Es war wieder so weit: Grünkohl

Der erste Frost ist drüber – Grünkohlzeit

Aufmerksame Leser von Living in OWL werden sagen: „Hach. Der Küstennebel vor einem Jahr. Rüm hart – klar kimming aus rauen Kehlen. Das Service, der Grünkohl, die Würste – das kennen wir doch“. Klar, es begibt sich ja auch immer um diese Zeit, das ein formidables Grünkohlessen „mit allem Drum und Dran“ angesetzt ist.
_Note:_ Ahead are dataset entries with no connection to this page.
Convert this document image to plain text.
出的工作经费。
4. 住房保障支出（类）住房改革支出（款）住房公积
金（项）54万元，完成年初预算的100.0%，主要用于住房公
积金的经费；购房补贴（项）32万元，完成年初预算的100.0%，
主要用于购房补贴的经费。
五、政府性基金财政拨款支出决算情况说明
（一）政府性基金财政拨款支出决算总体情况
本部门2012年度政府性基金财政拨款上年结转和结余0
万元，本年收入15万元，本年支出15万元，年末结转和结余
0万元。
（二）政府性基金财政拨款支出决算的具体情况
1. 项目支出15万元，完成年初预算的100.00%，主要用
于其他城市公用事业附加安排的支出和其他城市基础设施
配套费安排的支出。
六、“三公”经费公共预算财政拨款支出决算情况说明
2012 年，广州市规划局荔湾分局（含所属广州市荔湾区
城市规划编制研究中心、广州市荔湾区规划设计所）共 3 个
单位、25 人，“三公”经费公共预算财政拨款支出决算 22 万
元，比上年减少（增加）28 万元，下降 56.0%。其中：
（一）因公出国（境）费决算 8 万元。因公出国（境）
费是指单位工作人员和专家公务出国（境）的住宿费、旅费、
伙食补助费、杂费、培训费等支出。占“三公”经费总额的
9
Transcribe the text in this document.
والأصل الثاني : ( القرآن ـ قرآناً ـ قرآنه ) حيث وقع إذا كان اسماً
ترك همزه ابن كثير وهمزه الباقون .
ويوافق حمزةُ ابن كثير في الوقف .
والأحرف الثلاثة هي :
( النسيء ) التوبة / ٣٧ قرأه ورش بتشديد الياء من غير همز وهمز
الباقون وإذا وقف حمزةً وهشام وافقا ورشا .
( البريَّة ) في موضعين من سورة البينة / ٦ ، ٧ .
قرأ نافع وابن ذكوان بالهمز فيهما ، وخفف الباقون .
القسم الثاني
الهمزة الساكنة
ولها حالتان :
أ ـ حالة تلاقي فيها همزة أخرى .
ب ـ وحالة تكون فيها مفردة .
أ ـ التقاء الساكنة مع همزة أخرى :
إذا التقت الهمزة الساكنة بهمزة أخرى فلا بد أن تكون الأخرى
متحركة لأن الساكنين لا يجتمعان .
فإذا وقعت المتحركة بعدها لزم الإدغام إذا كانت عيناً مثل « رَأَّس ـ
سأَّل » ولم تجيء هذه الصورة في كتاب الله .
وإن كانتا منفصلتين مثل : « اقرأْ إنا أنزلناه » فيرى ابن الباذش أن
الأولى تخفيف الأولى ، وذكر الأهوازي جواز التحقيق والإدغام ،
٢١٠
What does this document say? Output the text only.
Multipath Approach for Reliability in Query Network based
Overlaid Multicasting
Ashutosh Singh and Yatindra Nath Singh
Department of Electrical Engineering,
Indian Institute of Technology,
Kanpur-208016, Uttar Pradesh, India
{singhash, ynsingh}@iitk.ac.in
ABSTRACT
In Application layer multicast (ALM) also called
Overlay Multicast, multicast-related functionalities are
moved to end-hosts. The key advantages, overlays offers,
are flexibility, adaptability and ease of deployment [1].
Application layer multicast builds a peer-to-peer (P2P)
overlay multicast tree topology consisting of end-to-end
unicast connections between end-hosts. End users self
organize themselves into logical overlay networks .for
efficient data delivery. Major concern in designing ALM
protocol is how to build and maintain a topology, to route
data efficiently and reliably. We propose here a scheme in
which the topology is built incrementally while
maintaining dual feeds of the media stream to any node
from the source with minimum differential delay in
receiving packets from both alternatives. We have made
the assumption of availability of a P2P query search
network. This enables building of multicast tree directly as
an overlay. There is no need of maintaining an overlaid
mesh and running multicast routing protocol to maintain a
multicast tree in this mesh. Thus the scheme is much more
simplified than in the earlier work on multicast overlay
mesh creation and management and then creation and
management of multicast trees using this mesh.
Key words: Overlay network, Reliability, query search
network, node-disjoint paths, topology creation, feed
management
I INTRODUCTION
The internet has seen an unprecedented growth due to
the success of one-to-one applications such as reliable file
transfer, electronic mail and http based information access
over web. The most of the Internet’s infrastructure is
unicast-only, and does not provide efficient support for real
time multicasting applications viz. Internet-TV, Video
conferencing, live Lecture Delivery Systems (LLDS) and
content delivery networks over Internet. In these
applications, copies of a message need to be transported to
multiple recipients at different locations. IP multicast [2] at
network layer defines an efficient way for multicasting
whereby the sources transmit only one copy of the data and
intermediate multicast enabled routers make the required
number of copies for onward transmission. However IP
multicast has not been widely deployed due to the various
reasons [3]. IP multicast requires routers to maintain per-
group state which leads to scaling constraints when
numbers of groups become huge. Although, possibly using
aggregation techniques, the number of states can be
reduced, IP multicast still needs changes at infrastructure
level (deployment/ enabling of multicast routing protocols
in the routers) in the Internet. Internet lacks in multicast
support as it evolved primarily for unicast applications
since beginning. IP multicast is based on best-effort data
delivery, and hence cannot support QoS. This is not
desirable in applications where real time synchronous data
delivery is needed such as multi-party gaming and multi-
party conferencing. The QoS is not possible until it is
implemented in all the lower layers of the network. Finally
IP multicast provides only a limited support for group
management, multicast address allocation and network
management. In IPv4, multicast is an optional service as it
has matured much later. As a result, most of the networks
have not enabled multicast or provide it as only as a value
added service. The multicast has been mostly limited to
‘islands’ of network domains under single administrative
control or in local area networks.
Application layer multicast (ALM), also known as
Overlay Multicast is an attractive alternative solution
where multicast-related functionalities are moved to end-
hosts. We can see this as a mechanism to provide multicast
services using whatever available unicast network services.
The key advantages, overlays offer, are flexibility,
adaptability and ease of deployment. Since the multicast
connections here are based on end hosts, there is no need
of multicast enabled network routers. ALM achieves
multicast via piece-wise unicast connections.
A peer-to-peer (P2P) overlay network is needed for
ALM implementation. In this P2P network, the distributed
Früher war Grünkohl ein arme-Leute-Essen. Heute ist er eine norddeutsche Spezialität. Besonders in Oldenburg und Bremen darf der Grünkohl von November bis Februar nicht fehlen. Oldenburg krönt jedes Jahr den Oldenburger Kohlkönig. Da wollen wir doch im kleinen Rahmen keinesweg zurückstehen.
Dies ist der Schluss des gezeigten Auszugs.